If you guessed Lexington, KY you were right.
Why are there 1000+ history teachers in Lexington? We are grading the U.S. History A.P. Exams. It is my first time as a grader, but so far it hasn't been so bad. Apparently almost 200,000 students took the exam and there are close to 1 million essays that need to graded over the next seven days.
It was described by a colleague as a grading gulag, but I haven't felt that pain yet. Of course, being the first day we spent 1/2 the time trying to learn how to grade consistently with everyone else. We'll see how mind-numbing it becomes tomorrow.
I'm grading a question about the Second Great Awakening and it's connection to things like abolition and temperance.
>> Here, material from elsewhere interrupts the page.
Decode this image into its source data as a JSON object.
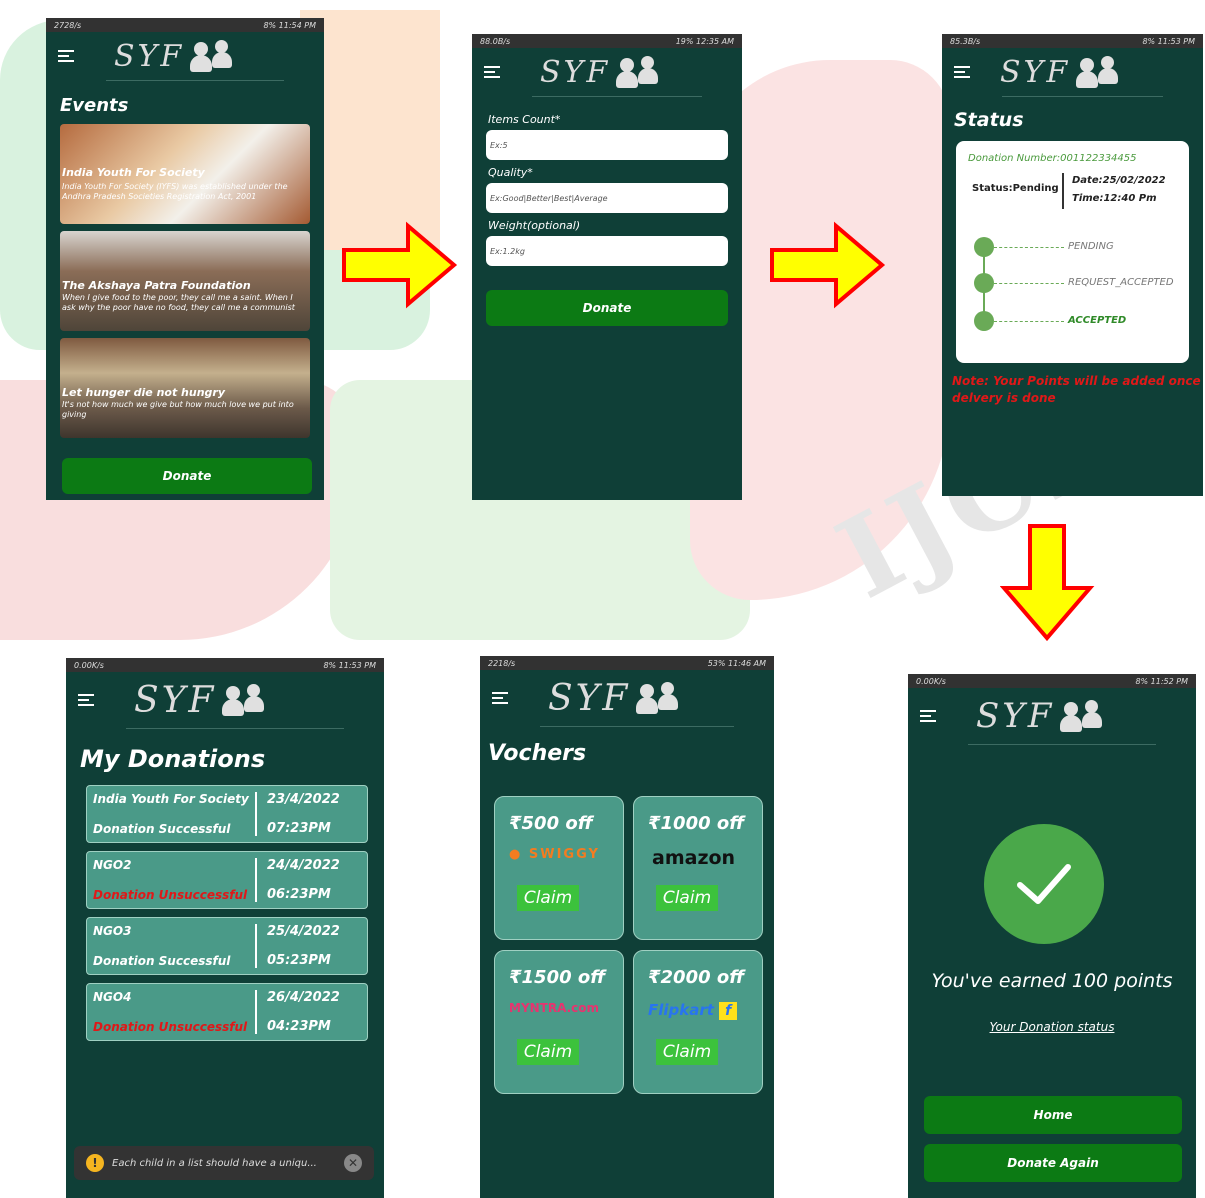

Best line from a paper I've seen today: "Drinking makes people feel good, and the Puritans weren't down with that."
5 comments:
DrH,
My friends and I have a little inside joke about the week-long AP grading experience: we call it "Money Camp." This is because they cover your travel, room and board, and pay you on top of it all. I heard they also give you beer on some of the nights - true?
- TL
Yep. They pay plane fare, hotel room (although you have to have a roommate), 3 meals a day - conference center buffet, 2 snack breaks (soda, popcorn, etc.), and they have a gathering room for the evenings with soda & chips. Supposedly on Saturday there is going to be some get together with an open bar. Whoohoo! And when I get home, apparently a check for about $1450 will arrive a couple of weeks later. Better than teaching a summer class, imo.
We called AP World part summer camp for history geeks and part academic gulag. Five meals a day, single dorm rooms, and Lincoln NE has not one but two happy hours a day. And I think 2 open bars.
-jon
It hasn't felt like a gulag yet, but I am SO glad that tomorrow is the last grading day. We didn't get the open bar last night, but I'm hoping that maybe tomorrow night they will stop holding out on us.
I did the AP reading, US History, for several years back when it was in San Antonio. Everything you say sounds exactly right (are newbies still "acorns"?), except we had ETS-provided alcohol every evening. To be honest, I wasn;t sure of the wisdom of that, but I never complained.